Job growth at 200,000 per month and moderate inflation suggest that the US economy is fundamentally in good shape. However, with the trade war escalating and the boost from fiscal stimulus coming to an end, a nascent slowdown is likely to intensify, despite the Fed’s recent rate cut. This is reflected in the inversion of the yield curve. Our analysis of previous instances of yield curve inversion suggests that equity markets typically soften after about a year. Thus, while we are cognisant that risks are rising, it seems too early to adopt an overly defensive position. We will continue to monitor the situation, looking for concrete signals such as a deteriorating labour market that will cause us to turn more defensive.
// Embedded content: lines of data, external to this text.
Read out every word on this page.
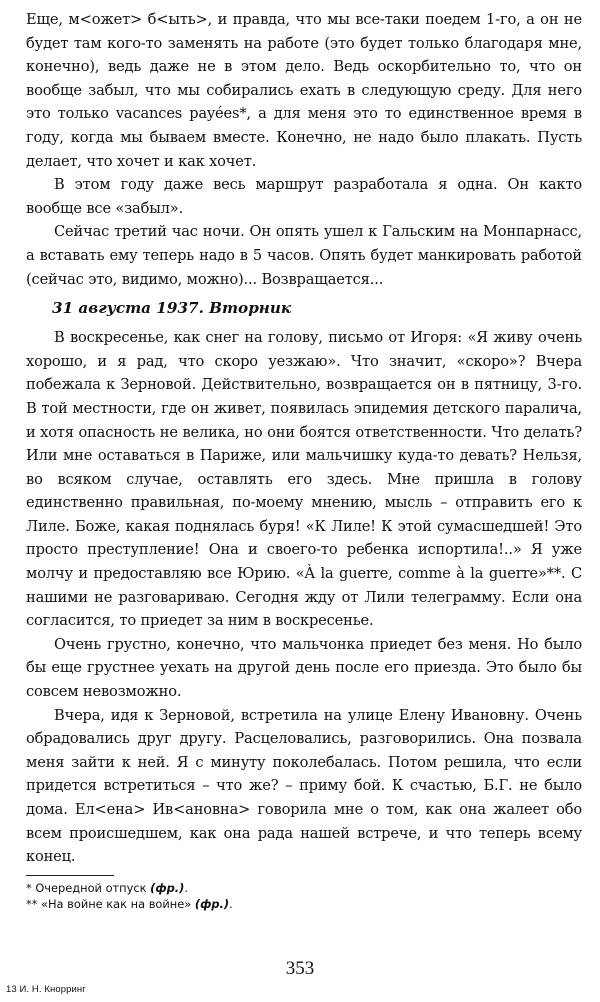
Еще, м<ожет> б<ыть>, и правда, что мы все-таки поедем 1-го, а он не будет там кого-то заменять на работе (это будет только благодаря мне, конечно), ведь даже не в этом дело. Ведь оскорбительно то, что он вообще забыл, что мы собирались ехать в следующую среду. Для него это только vacances payées*, а для меня это то единственное время в году, когда мы бываем вместе. Конечно, не надо было плакать. Пусть делает, что хочет и как хочет.

В этом году даже весь маршрут разработала я одна. Он както вообще все «забыл».

Сейчас третий час ночи. Он опять ушел к Гальским на Монпарнасс, а вставать ему теперь надо в 5 часов. Опять будет манкировать работой (сейчас это, видимо, можно)... Возвращается...

31 августа 1937. Вторник

В воскресенье, как снег на голову, письмо от Игоря: «Я живу очень хорошо, и я рад, что скоро уезжаю». Что значит, «скоро»? Вчера побежала к Зерновой. Действительно, возвращается он в пятницу, 3-го. В той местности, где он живет, появилась эпидемия детского паралича, и хотя опасность не велика, но они боятся ответственности. Что делать? Или мне оставаться в Париже, или мальчишку куда-то девать? Нельзя, во всяком случае, оставлять его здесь. Мне пришла в голову единственно правильная, по-моему мнению, мысль – отправить его к Лиле. Боже, какая поднялась буря! «К Лиле! К этой сумасшедшей! Это просто преступление! Она и своего-то ребенка испортила!..» Я уже молчу и предоставляю все Юрию. «À la guerre, comme à la guerre»**. С нашими не разговариваю. Сегодня жду от Лили телеграмму. Если она согласится, то приедет за ним в воскресенье.

Очень грустно, конечно, что мальчонка приедет без меня. Но было бы еще грустнее уехать на другой день после его приезда. Это было бы совсем невозможно.

Вчера, идя к Зерновой, встретила на улице Елену Ивановну. Очень обрадовались друг другу. Расцеловались, разговорились. Она позвала меня зайти к ней. Я с минуту поколебалась. Потом решила, что если придется встретиться – что же? – приму бой. К счастью, Б.Г. не было дома. Ел<ена> Ив<ановна> говорила мне о том, как она жалеет обо всем происшедшем, как она рада нашей встрече, и что теперь всему конец.

* Очередной отпуск (фр.).

** «На войне как на войне» (фр.).

353
13 И. Н. Кнорринг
The Chinese economy expanded at the weakest pace in nearly three decades in Q2 as the trade war with the US continued to undermine the external sector and investment. To counter these effects, the government has stimulated the economy with infrastructure investment and tax cuts. These measures have largely been geared towards Chinese consumers. Consequently, the domestic side of the economy is holding up reasonably well, with retail sales up 9.8% in June and the services sector growing 7% in the first half of the year. We expect further stabilisation in the second half of the year as the stimulus measures gain more traction. However, we do not expect the government to unleash a significantly larger stimulus package. Beijing has said many times that it will avoid doing so, and even if it wanted to, its hands would be tied to some extent. Indeed, the augmented government deficit is already running at high single digits, the debt-to-GDP burden is high, and the current account surplus is much lower than in previous crises.
Indian growth has been slower than expected, with weak auto sales and subdued construction activity due to changes brought about by the Real Estate Regulation Act. However, we still prefer India to China and North Asia. We view many issues in India as short term drags that will ultimately benefit the economy. For example, the Real Estate Regulation Act is consolidating the property sector, meaning that fewer developers are launching new developments. While this weighs on growth in the short term, a less fragmented property sector should be a positive, particularly for some of the companies we own. By contrast, issues in countries such as China appear to be more structural.
We remain constructive on Russia. Trump has recently signed off on some new sanctions, but they appear reasonably lenient. One sanction bans US entities from being involved in the purchase of Russian sovereign debt. However, it only refers to dollar debt as opposed to Ruble debt. Moreover, it only relates to future issuance, not existing debt. Another sanction states that Russia is not allowed to borrow from the IMF. In reality this sanction is toothless as Russia is a net contributor to the IMF. Finally, Russia is not allowed to buy sensitive military technology from the US. Again this is unlikely to have a significant impact in practice because Russia does not do this anyway. A more serious risk to the Russian market is the potential for a fall in the oil price, particularly with global growth slowing and US shale production ramping up. We will be watching this closely.
In South Africa economic momentum is subdued and the distinct lack of reformist newsflow is concerning. Consequently, we continue to have limited exposure here.
September should see vital pension reforms being approved by the Senate in Brazil. This, combined with the nascent economic recovery, could catalyse further outperformance of the Brazilian market.